2. Set adventures are fun...but a wider world is more exciting. Long ago my adventures were modeled after boxed modules. Go here, talk to this guy, then go here, get this item, then go here, etc. Fight a bunch of stuff along the way. This type of linear adventure is good, but has a forced way about it. And it can get thrown off if the players think of something you didn't (like if they kill the "boss at the end of the level", in a bar fight, near the campaign's beginning!)

How I try to write campaigns/adventures now is more geographic than linear. For example:

Get a Campaign idea; think of all the pivital events that need to happen for the bad guys to win. Then take a look at the PC's and see how far they can travel in one adventure's worth of time. Then create a bunch of small events/encounters that happen within that first adventure "travel area". Make them generic enough so if they go any direction they may still encounter the event (such as "guy in a bar overheard bragging..." or "burned out caravan found along the raod..."). But also make sure the small events hint at, and lead to, bigger events.

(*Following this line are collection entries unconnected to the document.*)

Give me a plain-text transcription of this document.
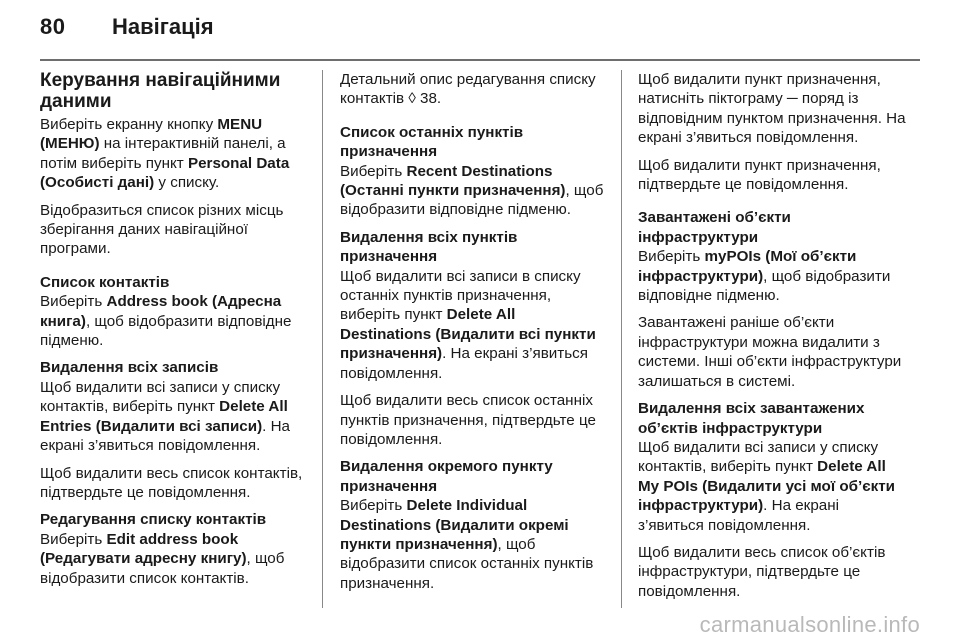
80 Навігація
Керування навігаційними даними

Виберіть екранну кнопку MENU (МЕНЮ) на інтерактивній панелі, а потім виберіть пункт Personal Data (Особисті дані) у списку.

Відобразиться список різних місць зберігання даних навігаційної програми.

Список контактів

Виберіть Address book (Адресна книга), щоб відобразити відповідне підменю.

Видалення всіх записів

Щоб видалити всі записи у списку контактів, виберіть пункт Delete All Entries (Видалити всі записи). На екрані з’явиться повідомлення.

Щоб видалити весь список контактів, підтвердьте це повідомлення.

Редагування списку контактів

Виберіть Edit address book (Редагувати адресну книгу), щоб відобразити список контактів.

Детальний опис редагування списку контактів ◊ 38.

Список останніх пунктів призначення

Виберіть Recent Destinations (Останні пункти призначення), щоб відобразити відповідне підменю.

Видалення всіх пунктів призначення

Щоб видалити всі записи в списку останніх пунктів призначення, виберіть пункт Delete All Destinations (Видалити всі пункти призначення). На екрані з’явиться повідомлення.

Щоб видалити весь список останніх пунктів призначення, підтвердьте це повідомлення.

Видалення окремого пункту призначення

Виберіть Delete Individual Destinations (Видалити окремі пункти призначення), щоб відобразити список останніх пунктів призначення.

Щоб видалити пункт призначення, натисніть піктограму ─ поряд із відповідним пунктом призначення. На екрані з’явиться повідомлення.

Щоб видалити пункт призначення, підтвердьте це повідомлення.

Завантажені об’єкти інфраструктури

Виберіть myPOIs (Мої об’єкти інфраструктури), щоб відобразити відповідне підменю.

Завантажені раніше об’єкти інфраструктури можна видалити з системи. Інші об’єкти інфраструктури залишаться в системі.

Видалення всіх завантажених об’єктів інфраструктури

Щоб видалити всі записи у списку контактів, виберіть пункт Delete All My POIs (Видалити усі мої об’єкти інфраструктури). На екрані з’явиться повідомлення.

Щоб видалити весь список об’єктів інфраструктури, підтвердьте це повідомлення.

carmanualsonline.info
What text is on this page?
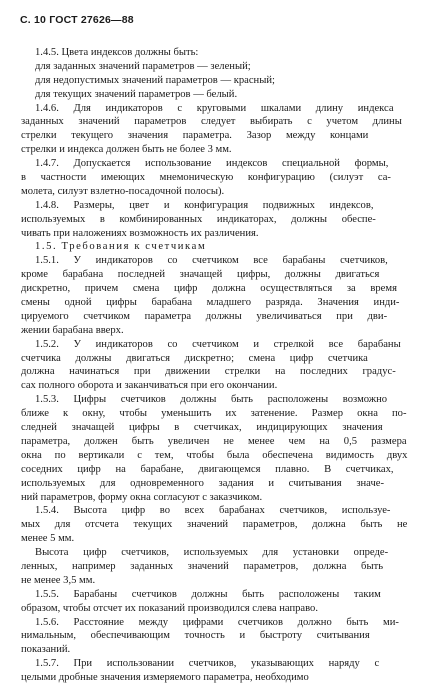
С. 10 ГОСТ 27626—88
1.4.5. Цвета индексов должны быть:
для заданных значений параметров — зеленый;
для недопустимых значений параметров — красный;
для текущих значений параметров — белый.
1.4.6. Для индикаторов с круговыми шкалами длину индекса
заданных значений параметров следует выбирать с учетом длины
стрелки текущего значения параметра. Зазор между концами
стрелки и индекса должен быть не более 3 мм.
1.4.7. Допускается использование индексов специальной формы,
в частности имеющих мнемоническую конфигурацию (силуэт са-
молета, силуэт взлетно-посадочной полосы).
1.4.8. Размеры, цвет и конфигурация подвижных индексов,
используемых в комбинированных индикаторах, должны обеспе-
чивать при наложениях возможность их различения.
1.5. Требования к счетчикам
1.5.1. У индикаторов со счетчиком все барабаны счетчиков,
кроме барабана последней значащей цифры, должны двигаться
дискретно, причем смена цифр должна осуществляться за время
смены одной цифры барабана младшего разряда. Значения инди-
цируемого счетчиком параметра должны увеличиваться при дви-
жении барабана вверх.
1.5.2. У индикаторов со счетчиком и стрелкой все барабаны
счетчика должны двигаться дискретно; смена цифр счетчика
должна начинаться при движении стрелки на последних градус-
сах полного оборота и заканчиваться при его окончании.
1.5.3. Цифры счетчиков должны быть расположены возможно
ближе к окну, чтобы уменьшить их затенение. Размер окна по-
следней значащей цифры в счетчиках, индицирующих значения
параметра, должен быть увеличен не менее чем на 0,5 размера
окна по вертикали с тем, чтобы была обеспечена видимость двух
соседних цифр на барабане, двигающемся плавно. В счетчиках,
используемых для одновременного задания и считывания значе-
ний параметров, форму окна согласуют с заказчиком.
1.5.4. Высота цифр во всех барабанах счетчиков, используе-
мых для отсчета текущих значений параметров, должна быть не
менее 5 мм.
Высота цифр счетчиков, используемых для установки опреде-
ленных, например заданных значений параметров, должна быть
не менее 3,5 мм.
1.5.5. Барабаны счетчиков должны быть расположены таким
образом, чтобы отсчет их показаний производился слева направо.
1.5.6. Расстояние между цифрами счетчиков должно быть ми-
нимальным, обеспечивающим точность и быстроту считывания
показаний.
1.5.7. При использовании счетчиков, указывающих наряду с
целыми дробные значения измеряемого параметра, необходимо
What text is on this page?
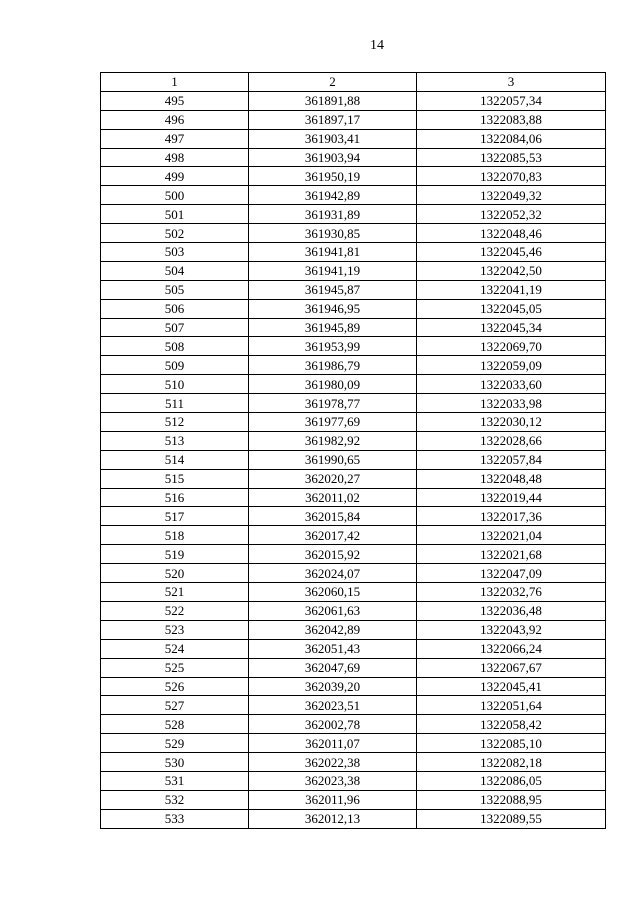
14
1	2	3
495	361891,88	1322057,34
496	361897,17	1322083,88
497	361903,41	1322084,06
498	361903,94	1322085,53
499	361950,19	1322070,83
500	361942,89	1322049,32
501	361931,89	1322052,32
502	361930,85	1322048,46
503	361941,81	1322045,46
504	361941,19	1322042,50
505	361945,87	1322041,19
506	361946,95	1322045,05
507	361945,89	1322045,34
508	361953,99	1322069,70
509	361986,79	1322059,09
510	361980,09	1322033,60
511	361978,77	1322033,98
512	361977,69	1322030,12
513	361982,92	1322028,66
514	361990,65	1322057,84
515	362020,27	1322048,48
516	362011,02	1322019,44
517	362015,84	1322017,36
518	362017,42	1322021,04
519	362015,92	1322021,68
520	362024,07	1322047,09
521	362060,15	1322032,76
522	362061,63	1322036,48
523	362042,89	1322043,92
524	362051,43	1322066,24
525	362047,69	1322067,67
526	362039,20	1322045,41
527	362023,51	1322051,64
528	362002,78	1322058,42
529	362011,07	1322085,10
530	362022,38	1322082,18
531	362023,38	1322086,05
532	362011,96	1322088,95
533	362012,13	1322089,55
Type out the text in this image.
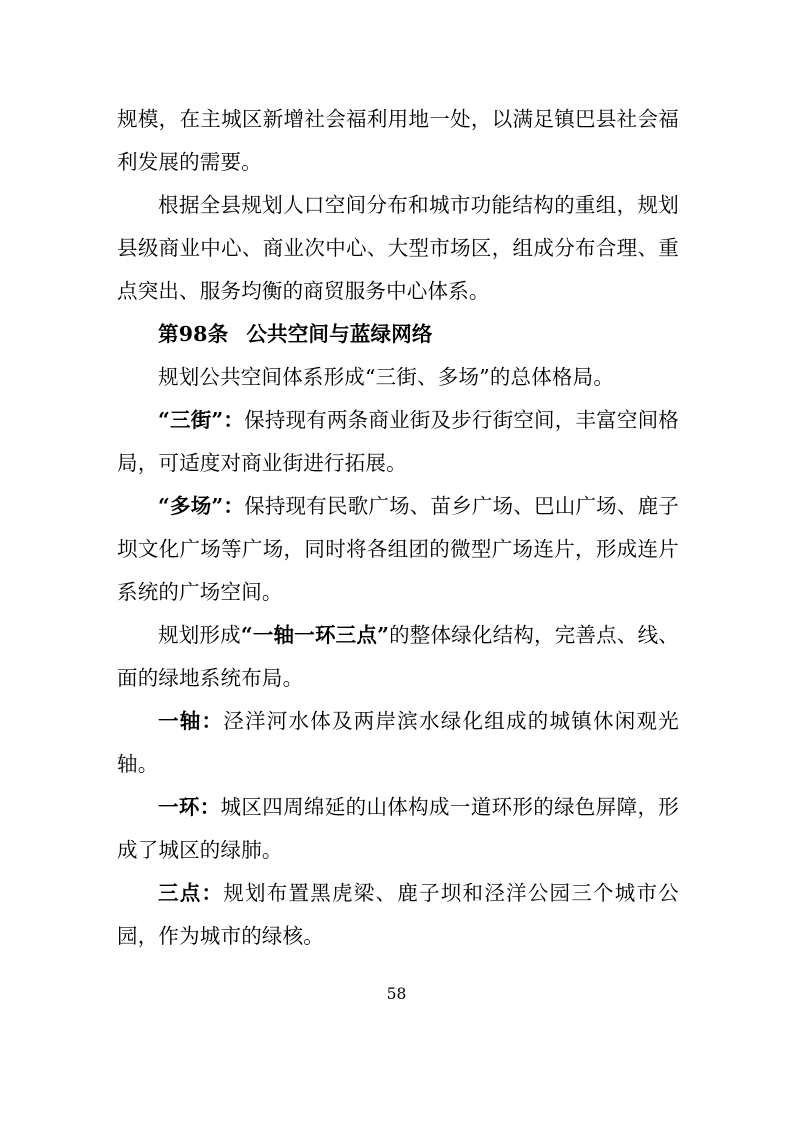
规模，在主城区新增社会福利用地一处，以满足镇巴县社会福利发展的需要。

根据全县规划人口空间分布和城市功能结构的重组，规划县级商业中心、商业次中心、大型市场区，组成分布合理、重点突出、服务均衡的商贸服务中心体系。

第98条 公共空间与蓝绿网络

规划公共空间体系形成“三街、多场”的总体格局。

“三街”：保持现有两条商业街及步行街空间，丰富空间格局，可适度对商业街进行拓展。

“多场”：保持现有民歌广场、苗乡广场、巴山广场、鹿子坝文化广场等广场，同时将各组团的微型广场连片，形成连片系统的广场空间。

规划形成“一轴一环三点”的整体绿化结构，完善点、线、面的绿地系统布局。

一轴：泾洋河水体及两岸滨水绿化组成的城镇休闲观光轴。

一环：城区四周绵延的山体构成一道环形的绿色屏障，形成了城区的绿肺。

三点：规划布置黑虎梁、鹿子坝和泾洋公园三个城市公园，作为城市的绿核。

58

At the end of the first adventure, take a look at the PC's and see how far they can travel in one adventure's worth of time. Make another set of small events/encounters (and you'll still have some of the first ones left over, because they won't have done them all). Wash, Rinse, Repeat.

This way the adventure unfolds around the characters, but they aren't neccesarily the center of it. And they get the appearance of freedom of movement. I believe any time you can avoid "forcing" PC's to do something the fun level goes up. And this way, even if the PC's never "get in the game" so to speak, you still have a bunch of events/encounters right up till the bad guys win (and then maybe the next campaign is un-doing what the bad guys did!).

3. The GM is all powerfull, but... you only have that power because the Players agree to put their characters into your universe. Without characters and players, you're just writing a story.

Too many games I've played in the GM comes to the table with the attitude GM versus the Players. The GM will have a special NPC, monster, or event that MUST get used. I understand as a GM when you pour so much time into creating these things, you kind of want them to win. But if you realize when you are making them, that their purpose is to further the story, even by getting defeated, killed, or destroyed, your attitude will shift.

If you create setting pieces knowing their fate, it is a bit easier to let them go. And if you take the attitude that we're all working together to spin an interactive tale, you'll start to root for the story itself, wether a PC, NPC, or monster is the current actor the "spotlight" is on.

4. Interactive story...get the players input! Locke1520 put it excellently:

Locke1520 wrote:
Find out why the player in question refuses to follow the hints and areas you have planned out. Maybe he's feeling railroaded, or he's not interested in the current thread of the story. It could also be a lack of communication and he's misreading your cues. Because these things can be issues in any game I try to talk to my players after the session find out what bits they liked and what they plan to do next session. That way my planning follows their intent.